Chapter 2 describes a synthetic approach and structural reassignment of burkholdine 1097, a non-ribosomal cyclic lipopeptide with potent anti-fungal activity. This approach implements solid-phase peptide synthesis methodology and a late stage macrolactamisation reaction. The synthesis necessitated the preparation of several non-proteinogenic amino acids, including an unprecedented fatty acyl amino acid of polyketide origin.
Chapter 3 describes studies towards an anti-trypanosomal natural product, janadolide. As a non-ribosomal peptide/polyketide hybrid, several strategies were trialled to arrive at a viable synthetic route to the polyketide moiety, with the successful strategy utilising a B-alkyl Suzuki reaction as the key step.

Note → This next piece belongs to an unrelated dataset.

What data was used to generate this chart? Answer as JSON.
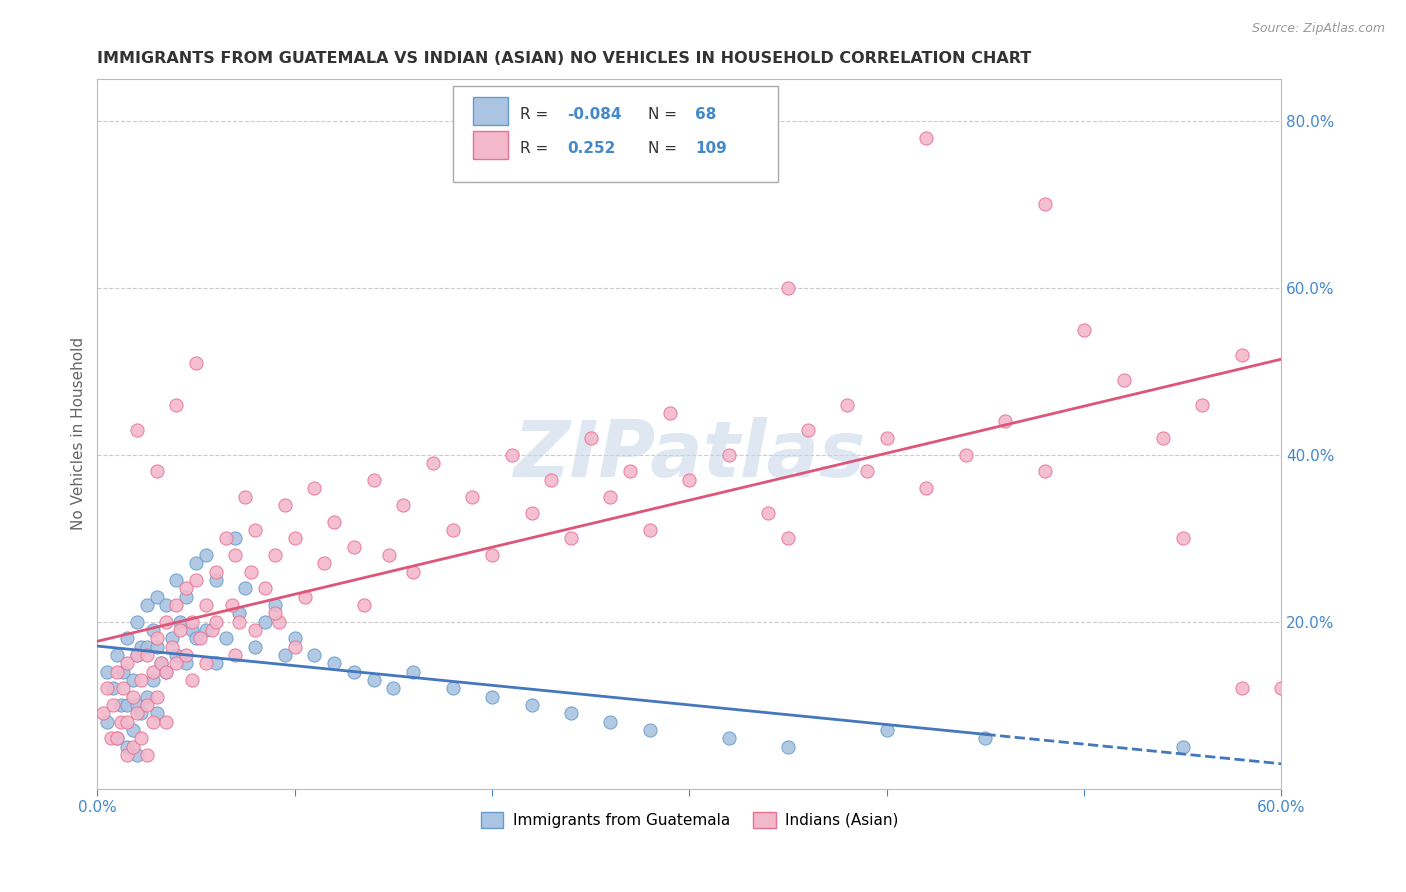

Chapter 4 describes an approach to wickerol A and B - diterpenes that possess anti-influenza activity. These natural products have an unprecedented carbon skeleton with a high level of steric congestion making their synthesis a challenging undertaking. Several synthetic approaches were trialled towards a model system of these natural products with the successful route utilising a samarium(II) chloride-mediated ketyl radical cyclisation, Meyer-Schuster rearrangement and a Prins/carbonyl-ene reaction as key synthetic steps.